Twenty-two people spoke at the meeting, with 15 in favor of the garden and six opposed. Before casting votes of approval, each member of the parks commission noted their apprehension and hoped the divisiveness in the neighborhood would soon end.
The Madison parks commission approved locating a community garden in Brittingham Park Wednesday night, ending a yearlong, contentious debate over its siting in the neighborhood along Monona Bay.
The decision, which is final and does not require action by the Common Council, passed by a unanimous vote. With one park commissioner absent, all six members present noted that they were apprehensive because of the topic's divisiveness.
"I hope you all will be able to get beyond it, if you feel like your side didn't win, and that there will be a way to come back together as a neighborhood," David Wallner, president of the commission, told the audience of over 50 people. "It's tough for us and it's also tough for you in the end."
The garden is set to open sometime this year, according to Ald. Sue Ellingson (District 13). It could hold about 38 plots, most of which would be 10' by 10', according to Michelle Shively of the Community Action Coalition, which oversees community gardens.
Twenty-two citizens took to the podium to speak before the vote. Fifteen people spoke in favor of the garden, while six were opposed.
Freedom, Inc., a non-profit organization that works with low-income and minority communities, led the charge to get the garden planted next to a small playground in the park's western wing, near West Washington Avenue.
The effort came after the organization found that many elderly, Hmong residents living in the area wanted a community garden nearby for sustenance.
"We have a history of farming and a history of agriculture from our own homeland," Kabzuag Vaj, co-founder and co-executive director of Freedom, Inc., said in an interview Tuesday. "Some of the elders were saying that as they were growing older, it was getting harder for them to go further away from home."
Vaj and other supporters argued the garden would strengthen community ties and provide healthy food and a vehicle for exercise.
But opponents pointed to the dense population in nearby apartment buildings and maintained that the open space of the park should be protected.

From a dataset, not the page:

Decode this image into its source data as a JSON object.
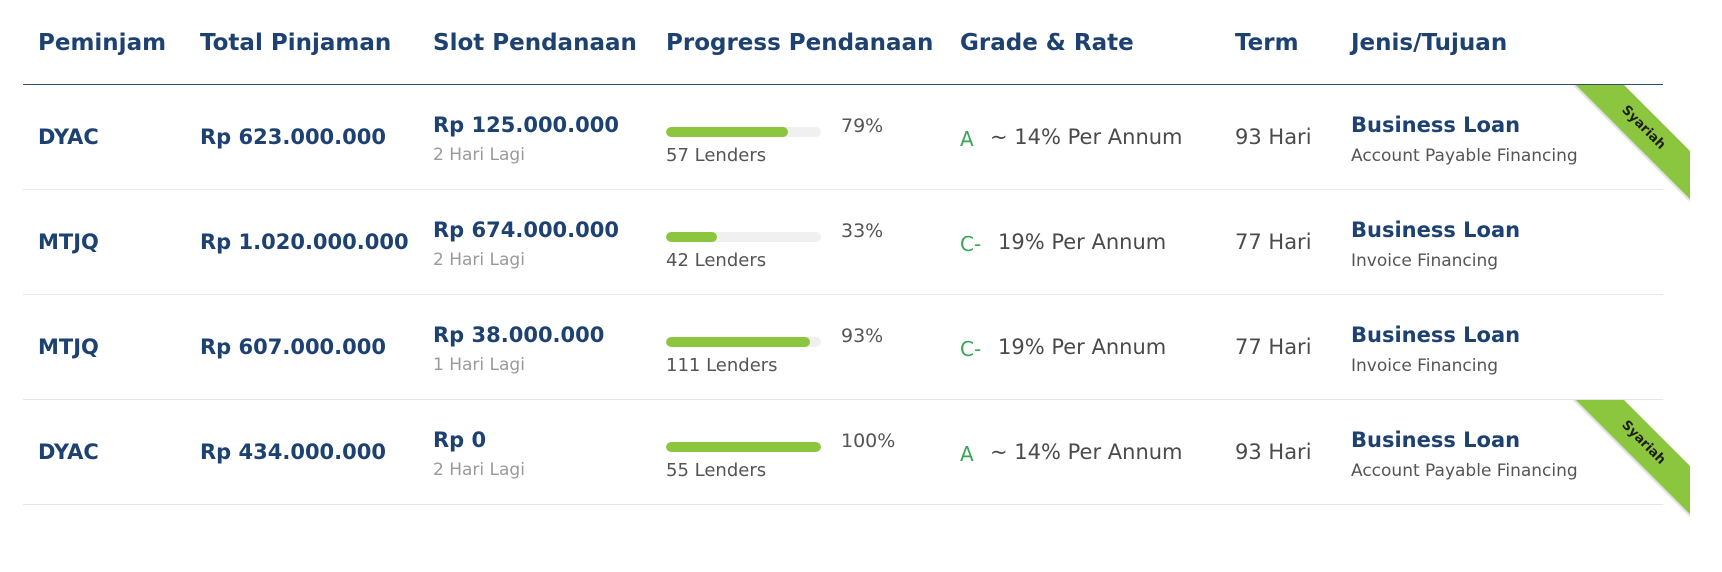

Some also alluded to the gardens ruining the aesthetic look of the park and others took issue with parkland being leased out for "private use."
"It really has divided the neighborhood," said Aaron Crandall of the Monona Bay Neighborhood Association. "However... I see this as a great opportunity to build community."
Over the past year, Ellingson says she's suggested several other locations to Freedom, Inc., but none were satisfactory for a variety of reasons. As the debate continued in the community, dialogue occasionally spilled into accusations of racial and class bias.
"These are not comments you would normally hear if these were people who were not Hmong," Vaj said. "I do think it's a class issue and I do think it's a race issue."
Ellingson disagreed with that characterization in an interview Tuesday, saying the community's concerns are not about who is doing the gardening. Wednesday night, she stressed to the room she supports community gardens, but also felt the neighbors who opposed the development had a point, so she tried to find some compromise.
Mayor Paul Soglin also voiced his support for the garden in an interview Tuesday, saying it would be important for senior citizens who have difficulty transporting themselves around town.
When asked after the vote whether she thought the garden would continue to cause a rift in the neighborhood, Ellingson took a long pause and said, "I don't know."
"I've literally lost more sleep over this issue than any other," she said. "I hope people will come together."